Statement

“Fifteen years ago, I made a dozen or so clear glass potatoes in my friends’ glassblowing studio.  At the time I did not have a fully formed concept or specific intention for the work. But in creating these simple keepsakes I knew I was paying homage to my home country, and a seed was planted.

Many years later, in 2018, I saw the exhibition Coming Home: Art and the Great Hunger, the world’s largest collection of Famine related art, at Dublin Castle. I was deeply moved by this exhibition and together with a confluence of other influences, I decided to embark on the ambitious journey of creating 1845: Memento Mori, a commemorative artwork, dedicated to the Great Famine.

I knew that to do justice to the work and its inspiration, it needed to be large scale. I had never worked with large scale installations in my own practice but did work for the American artist Dale Chihuly in the 1990s building his large-scale installations, which are made from literally thousands of elements. I credit that experience as an influence.

I have collaborated with Irish artists Róisín de Buitléar, Kevin O’Dwyer and Caroline Madden on many projects, building bridges between the Seattle and Ireland glass communities.  In 2018, Caution! Fragile, an exhibition organized by Róisín de Buitléar opened at the National Museum of Ireland, four years after its premier at the Museum of Glass in Tacoma. This exhibition celebrates Irish culture, tradition and heritage. My involvement with its production evoked in me a great sense of national pride. It inspired my work to celebrate and honor my Irish culture.

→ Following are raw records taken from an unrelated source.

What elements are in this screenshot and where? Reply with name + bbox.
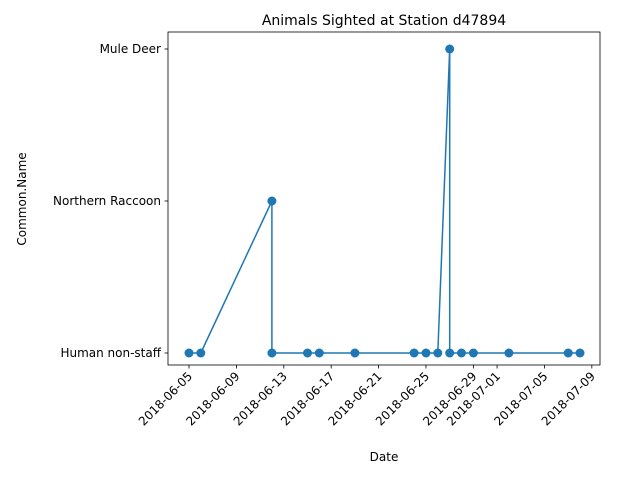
data-point — [468, 348, 478, 358]
y-tick-label: Human non-staff — [60, 346, 161, 360]
chart-title: Animals Sighted at Station d47894 — [262, 13, 506, 29]
series-layer — [184, 44, 585, 358]
x-axis: 2018-06-052018-06-092018-06-132018-06-17… — [136, 365, 598, 428]
data-point — [196, 348, 206, 358]
data-point — [504, 348, 514, 358]
y-tick-label: Northern Raccoon — [53, 194, 161, 208]
data-point — [184, 348, 194, 358]
data-point — [433, 348, 443, 358]
data-point — [445, 348, 455, 358]
data-point — [314, 348, 324, 358]
data-point — [267, 348, 277, 358]
x-axis-label: Date — [370, 450, 399, 464]
data-point — [350, 348, 360, 358]
plot-area-frame — [167, 31, 601, 366]
data-point — [457, 348, 466, 358]
data-point — [267, 196, 277, 206]
y-tick-label: Mule Deer — [100, 42, 161, 56]
data-point — [445, 44, 455, 54]
y-axis: Human non-staff Northern Raccoon Mule Deer — [53, 42, 168, 360]
data-point — [421, 348, 431, 358]
series-line — [189, 48, 580, 354]
data-point — [563, 348, 573, 358]
data-point — [303, 348, 312, 358]
data-point — [409, 348, 419, 358]
data-point — [575, 348, 585, 358]
y-axis-label: Common.Name — [15, 152, 29, 245]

In the execution of this work, I chose a representation of the potato form, a classic and iconic symbol associated with Ireland, using molten glass. It lends itself well to creating the organic form of a potato. The material also lends itself well as a metaphor for fragility and strength. But I was also drawn to the physical act of literally breathing life, through glassblowing, into a form, that in Irish history has a connotation of sustenance but also death. The potatoes are clear and sandblasted. The result is a recognizable form of the potato, that in its stark whiteness, looks like a ghost of the living form. To me it is a memento mori, that serves as reminder of mortality.

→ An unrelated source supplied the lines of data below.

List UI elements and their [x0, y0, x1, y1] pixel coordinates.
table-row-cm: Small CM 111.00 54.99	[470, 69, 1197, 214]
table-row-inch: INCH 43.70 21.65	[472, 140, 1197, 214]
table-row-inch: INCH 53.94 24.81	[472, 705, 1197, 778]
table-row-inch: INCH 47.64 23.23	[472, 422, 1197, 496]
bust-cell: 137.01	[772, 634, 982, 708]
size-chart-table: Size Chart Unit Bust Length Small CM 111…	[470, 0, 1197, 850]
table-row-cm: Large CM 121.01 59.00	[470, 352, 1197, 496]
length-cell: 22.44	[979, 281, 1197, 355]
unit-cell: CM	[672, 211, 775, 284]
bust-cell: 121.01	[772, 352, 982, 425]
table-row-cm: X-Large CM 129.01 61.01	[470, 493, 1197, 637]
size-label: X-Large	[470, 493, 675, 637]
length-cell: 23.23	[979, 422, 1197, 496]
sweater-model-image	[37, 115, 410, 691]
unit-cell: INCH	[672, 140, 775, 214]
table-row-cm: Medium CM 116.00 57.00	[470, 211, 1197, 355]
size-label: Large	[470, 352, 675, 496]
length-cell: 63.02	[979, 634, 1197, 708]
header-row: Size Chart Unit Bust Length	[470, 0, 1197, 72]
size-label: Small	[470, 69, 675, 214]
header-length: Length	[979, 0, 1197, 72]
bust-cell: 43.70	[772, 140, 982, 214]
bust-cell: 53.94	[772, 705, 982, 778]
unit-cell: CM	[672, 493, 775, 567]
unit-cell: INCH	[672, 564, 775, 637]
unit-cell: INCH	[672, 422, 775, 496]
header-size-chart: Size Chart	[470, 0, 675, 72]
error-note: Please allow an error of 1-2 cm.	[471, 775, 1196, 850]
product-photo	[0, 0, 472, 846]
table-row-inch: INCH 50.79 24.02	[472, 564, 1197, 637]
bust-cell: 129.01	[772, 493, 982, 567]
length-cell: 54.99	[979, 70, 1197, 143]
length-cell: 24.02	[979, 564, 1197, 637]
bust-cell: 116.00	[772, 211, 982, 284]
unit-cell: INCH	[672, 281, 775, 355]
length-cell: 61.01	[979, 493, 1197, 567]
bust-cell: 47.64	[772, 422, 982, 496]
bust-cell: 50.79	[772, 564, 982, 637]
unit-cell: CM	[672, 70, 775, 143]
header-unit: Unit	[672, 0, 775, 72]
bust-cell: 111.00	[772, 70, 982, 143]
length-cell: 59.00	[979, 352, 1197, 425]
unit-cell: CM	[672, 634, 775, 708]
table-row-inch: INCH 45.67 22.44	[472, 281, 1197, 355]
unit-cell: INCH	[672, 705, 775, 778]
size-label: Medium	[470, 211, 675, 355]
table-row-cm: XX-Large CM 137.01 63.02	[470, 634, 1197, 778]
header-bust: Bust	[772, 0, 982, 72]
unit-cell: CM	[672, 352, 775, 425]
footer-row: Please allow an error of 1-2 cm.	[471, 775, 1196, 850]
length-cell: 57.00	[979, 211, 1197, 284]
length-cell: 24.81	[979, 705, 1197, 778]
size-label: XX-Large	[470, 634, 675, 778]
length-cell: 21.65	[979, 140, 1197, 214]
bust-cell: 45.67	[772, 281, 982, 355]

As part of this project, I was awarded a residency at Cill Rialaig in Ireland. I spent a week living in a restored pre-Famine stone cottage on Bolus Head, Co. Kerry, overlooking the Atlantic Ocean.  I used this time to further read and study about the history of the Irish Famine but also the meaning of psychogeography, the effect of geographical location on emotions and behavior. It got me thinking about influences in my work, specifically where I grew up. Growing up in the Boyne Valley of County Meath, the physical evidence of the past coexists in a modern world. There are spectacular examples of Megalithic archaeology at Newgrange, Knowth, Dowth and Lough Crew. Newgrange is of course the best-known passage tomb and a spectacular monument to death.  I credit the influence of the Irish landscape on my decision to build the installation into the form of a cairn. The form makes sense to me culturally, aesthetically and symbolically. 

My dream has always been to bring the work home to Ireland. I am profoundly grateful for the support given to me to date, specifically the Irish Heritage Trust, where in 2021, 1845: Memento Mori was first shown at Strokestown Park House and Johnstown Castle, but also by the Ulster American Folk Park, and the National Museum of Ireland-Country Life. In the summer/autumn of 2022, I presented the installation in Saint Patrick’s Hall, Dublin Castle, and at the Irish Workhouse Centre in Portumna, Co. Galway.

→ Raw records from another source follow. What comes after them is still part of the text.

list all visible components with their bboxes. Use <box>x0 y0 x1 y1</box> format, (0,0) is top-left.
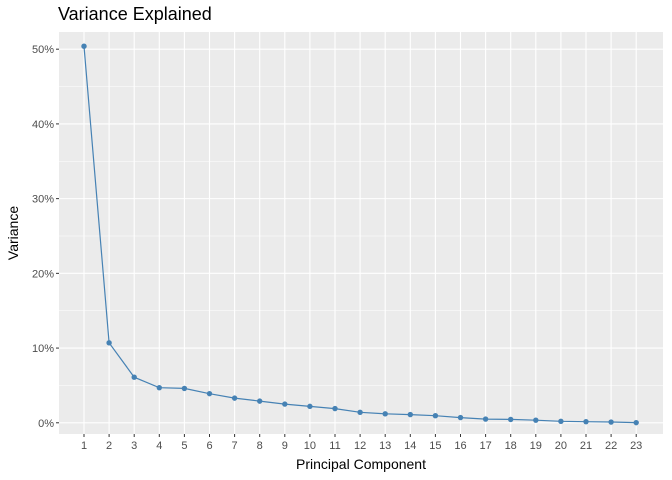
data-point <box>357 409 363 416</box>
x-tick-label: 15 <box>429 440 441 452</box>
x-tick-labels: 1 2 3 4 5 6 7 8 9 10 11 12 13 14 15 16 17 18 19 20 21 22 23 <box>81 440 642 452</box>
x-tick-label: 12 <box>354 440 366 452</box>
data-point <box>282 401 288 407</box>
data-point <box>633 419 639 426</box>
data-point <box>382 411 388 417</box>
x-tick-label: 13 <box>379 440 391 452</box>
data-point <box>583 418 589 425</box>
x-tick-label: 4 <box>156 440 162 452</box>
y-tick-label: 50% <box>32 44 54 56</box>
grid-minor <box>59 86 663 386</box>
x-tick-label: 11 <box>329 440 340 452</box>
x-tick-label: 3 <box>131 440 137 452</box>
x-tick-label: 10 <box>304 440 316 452</box>
x-tick-label: 18 <box>505 440 517 452</box>
x-tick-label: 23 <box>630 440 642 452</box>
data-point <box>307 403 313 410</box>
x-tick-label: 17 <box>479 440 491 452</box>
data-point <box>332 405 338 412</box>
plot-panel <box>59 32 663 434</box>
data-point <box>482 416 489 422</box>
data-point <box>533 417 539 423</box>
data-point <box>81 43 87 49</box>
axis-ticks <box>56 48 637 437</box>
data-point <box>206 390 213 397</box>
data-point <box>181 385 188 392</box>
y-axis-title: Variance <box>5 206 21 260</box>
x-tick-label: 20 <box>555 440 567 452</box>
x-axis-title: Principal Component <box>296 456 426 472</box>
x-tick-label: 7 <box>232 440 238 452</box>
x-tick-label: 22 <box>605 440 617 452</box>
data-point <box>508 416 514 423</box>
y-tick-label: 30% <box>32 194 54 206</box>
x-tick-label: 5 <box>181 440 187 452</box>
data-point <box>407 411 413 418</box>
x-tick-label: 1 <box>81 440 87 452</box>
x-tick-label: 19 <box>530 440 542 452</box>
data-point <box>457 414 464 421</box>
x-tick-label: 14 <box>404 440 416 452</box>
y-tick-labels: 0% 10% 20% 30% 40% 50% <box>32 44 54 430</box>
data-point <box>257 398 263 404</box>
x-tick-label: 9 <box>282 440 288 452</box>
y-tick-label: 0% <box>38 418 54 430</box>
data-point <box>231 395 238 401</box>
x-tick-label: 16 <box>454 440 466 452</box>
data-point <box>432 412 439 419</box>
data-point <box>106 340 112 346</box>
x-tick-label: 2 <box>106 440 112 452</box>
data-point <box>156 384 162 391</box>
y-tick-label: 10% <box>32 343 54 355</box>
data-point <box>558 418 564 424</box>
series-points <box>81 43 639 426</box>
chart-title: Variance Explained <box>58 4 212 24</box>
x-tick-label: 21 <box>580 440 592 452</box>
x-tick-label: 8 <box>257 440 263 452</box>
grid-major <box>59 32 663 434</box>
data-point <box>131 374 137 380</box>
x-tick-label: 6 <box>206 440 212 452</box>
y-tick-label: 40% <box>32 119 54 131</box>
y-tick-label: 20% <box>32 268 54 280</box>
data-point <box>608 419 614 425</box>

1845: Memento Mori has been acquired into the collection of the National Museum of Ireland where it will be displayed at the Museum of Decorative Arts & History at Collins Barracks, Dublin.

The installation will be featured as part of a future renovation within the full suite of the History of Ireland galleries, in a permanent gallery space taking a social, cultural and political approach to exploring Ireland’s history in the last 420 years.

At the end of the day, through this work, I want to throw light on historical events that have shaped the present and open a dialogue on how we can learn from the past.  I hope to create a bridge between the old and new, the past and the present. And in doing so I hope to elicit compassionate reflection that transcends the polarizing politics of our current time.”